LaRouche-Forum zur Weltkrise am Vorabend der US-Wahlen

LaRouches Politisches Aktionskomitees (LPAC) veranstaltet am 31. Oktober 2006 das zweite einer Reihe internationaler Internetforen. Die Hauptveranstaltungen finden wieder gleichzeitig in Berlin und Washington statt. Das Forum wird pünktlich um 16.00 Uhr in Berlin bzw. um 10.00 vormittags in Washington beginnen. Überall sonst kann man sich über das Internet zuschalten. Die Veranstaltung beginnt mit einer einführenden Ansprache von Lyndon H. LaRouche und wird insgesamt drei Stunden dauern. Des weiteren umfaßt das Internetforum Fragen und andere Beiträge seitens relevanter Institutionen sowie prominenter Persönlichkeiten. Fragen und Beiträge, die während der Sendung aus Zeitmangel nicht berücksichtigt werden können, werden auf der LPAC-Internetseite zugänglich gemacht. Die Veranstaltung kann live über www.larouchepac.com mitverfolgt werden.

Der Termin der Sendung wurde so gewählt, daß er in die entscheidenden letzten Tage vor den Kongreßwahlen in den USA fällt. Dieser Wahltag verspricht bereits ein entscheidender Wendepunkt in der gegenwärtigen Weltgeschichte zu werden, denn die Gefahr massiver amerikanischer Luftangriffe auf den Iran geht einher mit der immer näherrückenden Zusammenbruchskrise des amerikanischen und globalen Finanzsystems sowie einem politischen Aufbegehren weiter Teile der amerikanischen Bevölkerung, die zunehmend angewidert ist von den gängigen politischen Trends in der Demokratischen wie der Republikanischen Partei.

Es gibt durchaus die realistische Möglichkeit, solche Nationen an einen Tisch zu bringen, die willens sind, auf die derzeit eskalierende weltwirtschaftliche und sonstigen Krisen zu reagieren und sich auf die Unterstützung echter Alternativen zu einer neuen weltwirtschaftlichen Depression zu einigen.

LaRouche: Foleys Fall könnte Republikaner stürzen

Mit der Erklärung "Sodom and Tomorrow" ("Sodom und morgen") hat Lyndon LaRouche auf den Skandal des wegen sexueller Belästigung minderjähriger Kongreßpraktikanten zurückgetretenen ehem.
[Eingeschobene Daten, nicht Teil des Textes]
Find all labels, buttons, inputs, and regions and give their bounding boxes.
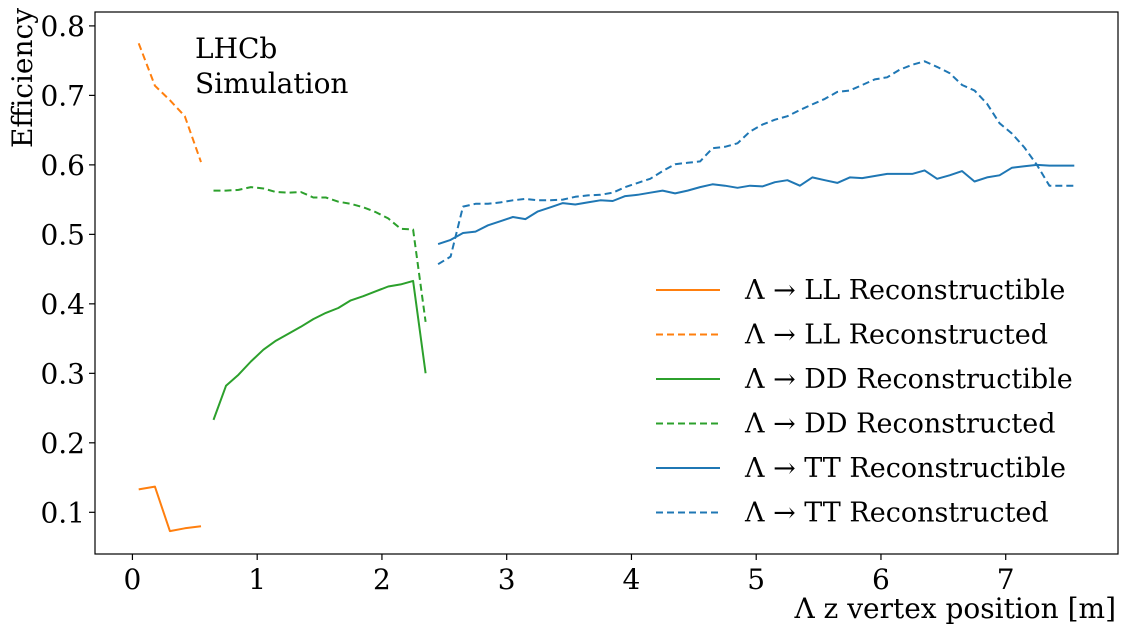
legend-label: Λ → LL Reconstructible (744, 275, 1065, 306)
x-tick-label: 1 (248, 563, 266, 596)
x-tick-label: 5 (747, 563, 765, 596)
series-layer (137, 42, 1075, 533)
legend-label: Λ → DD Reconstructed (744, 409, 1055, 440)
legend-label: Λ → TT Reconstructed (744, 498, 1049, 529)
annotation-line-2: Simulation (195, 67, 348, 100)
y-tick-label: 0.4 (40, 288, 85, 321)
y-tick-label: 0.3 (40, 357, 85, 390)
legend: Λ → LL Reconstructible Λ → LL Reconstruct… (656, 275, 1073, 529)
series-line-6 (437, 60, 1075, 266)
y-tick-label: 0.6 (40, 149, 85, 182)
series-line-2 (137, 42, 202, 163)
x-axis-label: Λ z vertex position [m] (793, 592, 1116, 625)
annotation-line-1: LHCb (195, 32, 277, 65)
x-tick-label: 4 (623, 563, 641, 596)
x-tick-label: 0 (124, 563, 142, 596)
y-axis-label: Efficiency (6, 8, 39, 148)
x-tick-label: 3 (498, 563, 516, 596)
legend-label: Λ → DD Reconstructible (744, 364, 1073, 395)
y-tick-label: 0.5 (40, 218, 85, 251)
series-line-3 (212, 279, 427, 421)
y-axis: 0.1 0.2 0.3 0.4 0.5 0.6 0.7 0.8 (40, 10, 95, 529)
y-tick-label: 0.7 (40, 79, 85, 112)
legend-label: Λ → TT Reconstructible (744, 453, 1066, 484)
experiment-annotation: LHCb Simulation (195, 32, 348, 100)
series-line-4 (213, 186, 427, 323)
plot-frame (94, 11, 1119, 555)
y-tick-label: 0.2 (40, 427, 85, 460)
x-axis: 0 1 2 3 4 5 6 7 (124, 554, 1015, 596)
y-tick-label: 0.1 (40, 496, 85, 529)
x-tick-label: 7 (997, 563, 1015, 596)
series-line-1 (138, 485, 202, 533)
legend-label: Λ → LL Reconstructed (744, 320, 1048, 351)
series-line-5 (437, 163, 1075, 246)
y-tick-label: 0.8 (40, 10, 85, 43)
x-tick-label: 2 (373, 563, 391, 596)
x-tick-label: 6 (872, 563, 890, 596)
Abg. Foley und die Vertuschung dieses Falls durch die Führung der Republikaner reagiert. Dieser gravierende Vorfall, so LaRouche, könne die ganze "Sache der Republikaner", die sich auf das "Fundament sexueller Themen " stütze, zum Einsturz bringen. "In Momenten großer Verwerfungen in nationalen Angelegenheiten können oft die scheinbar unwahrscheinlichsten Instrumente aufschreien -- gewissermaßen als Protest gegen eine große Ungerechtigkeit. Genau das ist diese Woche im Kongreß passiert, als sich die Hauptgruppe der Unterstützer für Karl "Elmer Gantry" Rove empört gegen die republikanischen Institutionen auflehnte, die ihrer Ansicht nach den ehem. Abg. Mark Foley (R-Florida) gedeckt haben. Die Entwicklungen um den Sprecher des Repräsentantenhauses Dennis Hastert droht urplötzlich das gesamte -- stark schwankende, wenn auch noch nicht einstürzende -- Gebäude von Bushs Präsidentschaft, die mit ihren Wutanfällen vor laufender Kamera versucht, durch einen faktischen Staatsstreich eine faschistische Tyrannei zu errichten, zum Einsturz zu bringen."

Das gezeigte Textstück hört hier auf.